Thank you for reporting back on this Thomas!
It's good to hear that the issue can be resolved by using a newer
version of OpenBLAS, but it's also frustrating...
This is clearly a bug in OpenBLAS that could have been prevented.
I haven't studied this issue in detail myself yet, but I have seen
comments pass by from OpenBLAS maintainers who say they don't have
Skylake hardware to test on.
That makes me wonder how well the rest of OpenBLAS is tested, which is a
bit infuriating for a library that important.
On the EasyBuild side, I think we have a couple of options for mitigation:
1) Add eaysconfigs for the latest version of OpenBLAS to the next
EasyBuild release (v3.9.1) which can be used to swap out the OpenBLAS
included in recent foss toolchains.
I suspect simply doing a "module swap" to the newer OpenBLAS version is
sufficient in most cases (if OpenBLAS was not statically linked, and if
RPATH is not used).
2) Modify the toolchain definition of foss/2018b (and foss/2019a?) to
use the newer OpenBLAS version.
I'm not sure if this is too drastic or not, but it would be up to each
site to decide whether or not they want to update their already foss
modules to pick on this or not.
3) Collect test programs/scripts/benchmarks in a central repository
(easybuild-testing?), so we can assess the stability of future OpenBLAS
versions that we consider for inclusion in the 'foss' toolchains.
You could state that this isn't our 'job', but if the OpenBLAS
maintainers are not capable of properly testing their releases on recent
hardware, then I guess it's our duty to try and catch problems like this
ourselves before they blow up in our faces weeks (or months) later.

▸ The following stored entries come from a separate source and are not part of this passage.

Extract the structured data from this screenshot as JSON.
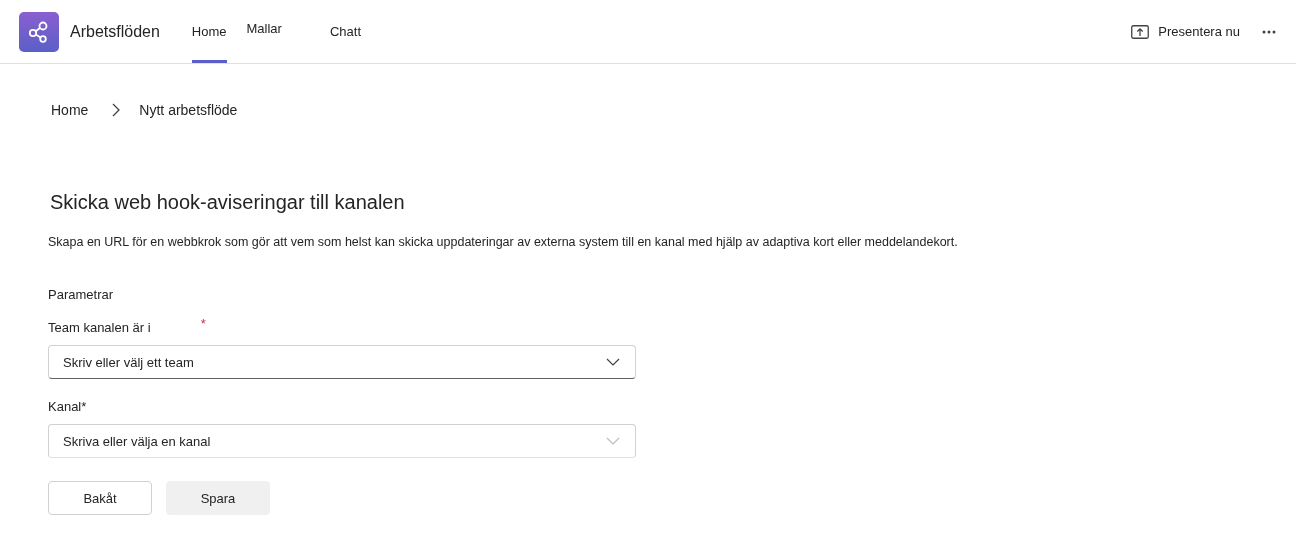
{
  "app": {
    "title": "Arbetsflöden"
  },
  "tabs": [
    {
      "label": "Home",
      "selected": true
    },
    {
      "label": "Mallar",
      "selected": false
    },
    {
      "label": "Chatt",
      "selected": false
    }
  ],
  "header_actions": {
    "present": "Presentera nu"
  },
  "breadcrumb": [
    "Home",
    "Nytt arbetsflöde"
  ],
  "heading": "Skicka web hook-aviseringar till kanalen",
  "description": "Skapa en URL för en webbkrok som gör att vem som helst kan skicka uppdateringar av externa system till en kanal med hjälp av adaptiva kort eller meddelandekort.",
  "section_label": "Parametrar",
  "fields": [
    {
      "label": "Team kanalen är i",
      "required_mark": "*",
      "placeholder": "Skriv eller välj ett team",
      "disabled": false
    },
    {
      "label": "Kanal*",
      "placeholder": "Skriva eller välja en kanal",
      "disabled": true
    }
  ],
  "buttons": [
    {
      "label": "Bakåt",
      "disabled": false
    },
    {
      "label": "Spara",
      "disabled": true
    }
  ]
}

Anyone who would be up for helping out with this?
For now we should definitely focus on covering this OpenBLAS issue well,
but I can see this thing growing out as another central repo where we
pool together efforts done on testing/benchmarking on top of modules
installed with EasyBuild...
I'm a bit surprised that these problems didn't arise earlier...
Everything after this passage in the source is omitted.